[II]

Tessie had never crossed the threshold of Mr. Kingley's sacred office. She had never dreamed of crossing it, and she hung back when Mr. Bill threw open the door.

"Dad!" cried Mr. Bill, a trifle breathlessly. "Listen to this! You'll never believe it!"

There was an excitement in his voice which made his father, busy with Miss Norah Lee who was on the Evergreen publicity staff, look up from the sketches and copy they were studying. And when he saw his only son hand-in-hand with a pink-cheeked, big-eyed, bareheaded girl in a black sateen frock, he feared the worst.

"Bill!" he exclaimed harshly. He rose to his feet and glared at his only son. "How dare you?"

He changed his tone completely when he heard the story. His eyes fairly bulged as he stared at Queen Teresa who stood modestly beside Mr. Bill. For once in his life Mr. William Allison Kingley seemed at a complete loss for words. Nothing like this had ever happened before in the Evergreen, and so it was not surprising that Mr. Kingley, like Mr. Walker, was unprepared. It takes youth like Tessie's and Mr. Bill's to accept such stupendous events unquestioningly. Youth naturally believes in fairies, and if you really do believe in fairies, why—anything—everything—is possible.

"What a chance for some gorgeous publicity!" Norah Lee murmured. She had risen, too, and was staring at Tessie as if she had never seen a black-frocked salesgirl before, and as if she saw her now as so many columns of print on the front page of the Gazette.

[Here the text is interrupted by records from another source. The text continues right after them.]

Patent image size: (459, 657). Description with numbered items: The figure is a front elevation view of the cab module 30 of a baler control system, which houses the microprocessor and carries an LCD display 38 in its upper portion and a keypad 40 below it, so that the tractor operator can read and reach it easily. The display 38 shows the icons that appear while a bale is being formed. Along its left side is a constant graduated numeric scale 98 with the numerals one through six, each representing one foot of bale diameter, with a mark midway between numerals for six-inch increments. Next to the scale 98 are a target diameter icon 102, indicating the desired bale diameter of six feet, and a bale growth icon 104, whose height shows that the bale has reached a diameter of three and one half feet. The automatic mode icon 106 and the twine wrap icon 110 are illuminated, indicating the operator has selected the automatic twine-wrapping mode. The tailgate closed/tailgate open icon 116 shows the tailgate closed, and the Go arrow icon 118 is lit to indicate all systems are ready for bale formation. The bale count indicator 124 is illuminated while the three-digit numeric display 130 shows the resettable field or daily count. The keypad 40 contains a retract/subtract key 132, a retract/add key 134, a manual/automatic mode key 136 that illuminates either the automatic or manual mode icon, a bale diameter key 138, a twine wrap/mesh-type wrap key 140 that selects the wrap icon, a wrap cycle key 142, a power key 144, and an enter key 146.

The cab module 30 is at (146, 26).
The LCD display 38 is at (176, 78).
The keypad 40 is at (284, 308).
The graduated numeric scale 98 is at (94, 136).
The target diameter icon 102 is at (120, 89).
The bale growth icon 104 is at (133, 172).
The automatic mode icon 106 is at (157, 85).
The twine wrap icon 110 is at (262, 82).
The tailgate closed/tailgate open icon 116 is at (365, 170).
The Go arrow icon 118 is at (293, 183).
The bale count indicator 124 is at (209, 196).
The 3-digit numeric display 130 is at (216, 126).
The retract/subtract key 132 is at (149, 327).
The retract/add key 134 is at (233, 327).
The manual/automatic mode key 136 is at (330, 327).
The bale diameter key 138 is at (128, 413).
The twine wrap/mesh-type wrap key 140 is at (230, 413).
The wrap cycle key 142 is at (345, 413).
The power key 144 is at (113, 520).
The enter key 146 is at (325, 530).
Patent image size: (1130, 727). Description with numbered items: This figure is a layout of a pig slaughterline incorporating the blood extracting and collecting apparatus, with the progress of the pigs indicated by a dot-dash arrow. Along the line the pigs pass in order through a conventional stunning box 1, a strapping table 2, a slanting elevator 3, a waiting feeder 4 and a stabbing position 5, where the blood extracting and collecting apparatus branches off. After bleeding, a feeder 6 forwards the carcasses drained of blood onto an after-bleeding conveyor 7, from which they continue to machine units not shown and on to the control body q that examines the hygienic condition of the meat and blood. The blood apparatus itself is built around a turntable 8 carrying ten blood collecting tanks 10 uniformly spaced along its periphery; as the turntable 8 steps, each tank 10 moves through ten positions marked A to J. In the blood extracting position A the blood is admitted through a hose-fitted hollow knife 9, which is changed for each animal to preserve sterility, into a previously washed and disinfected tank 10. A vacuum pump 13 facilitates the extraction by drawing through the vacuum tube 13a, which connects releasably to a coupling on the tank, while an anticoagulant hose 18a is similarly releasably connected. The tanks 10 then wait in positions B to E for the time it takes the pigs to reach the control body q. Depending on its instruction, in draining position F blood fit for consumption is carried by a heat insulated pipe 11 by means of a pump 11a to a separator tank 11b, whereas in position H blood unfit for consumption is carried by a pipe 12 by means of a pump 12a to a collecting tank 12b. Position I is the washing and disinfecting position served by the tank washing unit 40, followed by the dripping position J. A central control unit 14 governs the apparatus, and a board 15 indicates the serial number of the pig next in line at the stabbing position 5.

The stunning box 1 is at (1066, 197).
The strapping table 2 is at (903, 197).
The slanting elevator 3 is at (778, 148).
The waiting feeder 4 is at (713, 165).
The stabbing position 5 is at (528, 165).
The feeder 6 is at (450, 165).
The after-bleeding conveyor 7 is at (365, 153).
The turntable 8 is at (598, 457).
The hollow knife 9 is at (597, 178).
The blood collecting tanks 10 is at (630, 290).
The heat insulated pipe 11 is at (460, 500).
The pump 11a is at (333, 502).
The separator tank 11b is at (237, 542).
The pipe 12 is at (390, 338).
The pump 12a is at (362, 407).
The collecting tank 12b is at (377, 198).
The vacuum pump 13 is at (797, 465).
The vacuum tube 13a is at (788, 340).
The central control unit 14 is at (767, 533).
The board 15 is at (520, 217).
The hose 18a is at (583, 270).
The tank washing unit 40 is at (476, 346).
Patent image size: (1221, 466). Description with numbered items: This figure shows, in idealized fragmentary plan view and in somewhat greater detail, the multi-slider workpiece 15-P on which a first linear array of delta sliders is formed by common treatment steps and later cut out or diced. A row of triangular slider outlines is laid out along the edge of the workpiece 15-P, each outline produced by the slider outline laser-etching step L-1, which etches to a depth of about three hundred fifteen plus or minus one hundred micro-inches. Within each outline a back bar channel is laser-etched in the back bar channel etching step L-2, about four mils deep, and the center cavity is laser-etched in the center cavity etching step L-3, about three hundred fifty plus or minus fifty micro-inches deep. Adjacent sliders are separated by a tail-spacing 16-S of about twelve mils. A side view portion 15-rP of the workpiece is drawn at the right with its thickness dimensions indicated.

An odd smile touched Mr. Kingley's mouth, and at once he was himself again. Like a well-known Queen of England, Mr. Kingley had a word engraved upon his heart—and that word was Evergreen. Mr. Kingley lived and breathed for the Evergreen. Every thought, word and deed was for the Evergreen, first and last. He went to bed at night that he might get up in the morning to work for the Evergreen. He passionately envied his son, because Mr. Bill was just beginning his career in the Evergreen, and so might naturally expect a long life of service to the big store. He admired his wife and daughter because they were clothed and nourished by the Evergreen. Just for a flash, perhaps for the only time in his life, when he saw his son and Tessie together, hand-in-hand, he had forgotten his idol; but Norah Lee's impulsive murmur pulled him down on his knees to it again.

"Of course. That's just what I was going to say!" He seemed irritated because Norah had already said it. "I heartily congratulate you, Miss Gilfooly—or should I say Queen Teresa?" He smiled benevolently at the queen as he took her hand and solemnly shook it. "You might send for the photographer, Miss Lee, and arrange to have some pictures taken of Miss Gilfooly at the aluminum—was it?—receiving the news of her—of her accession to the throne of the Sunshine Islands. It sounds quite like a romance, doesn't it? And you say you have heard nothing from your Uncle Pete—King Peter, I should say—for twenty-five years?" he asked, as Norah disappeared with a backward look of incredulous wonder at Tessie.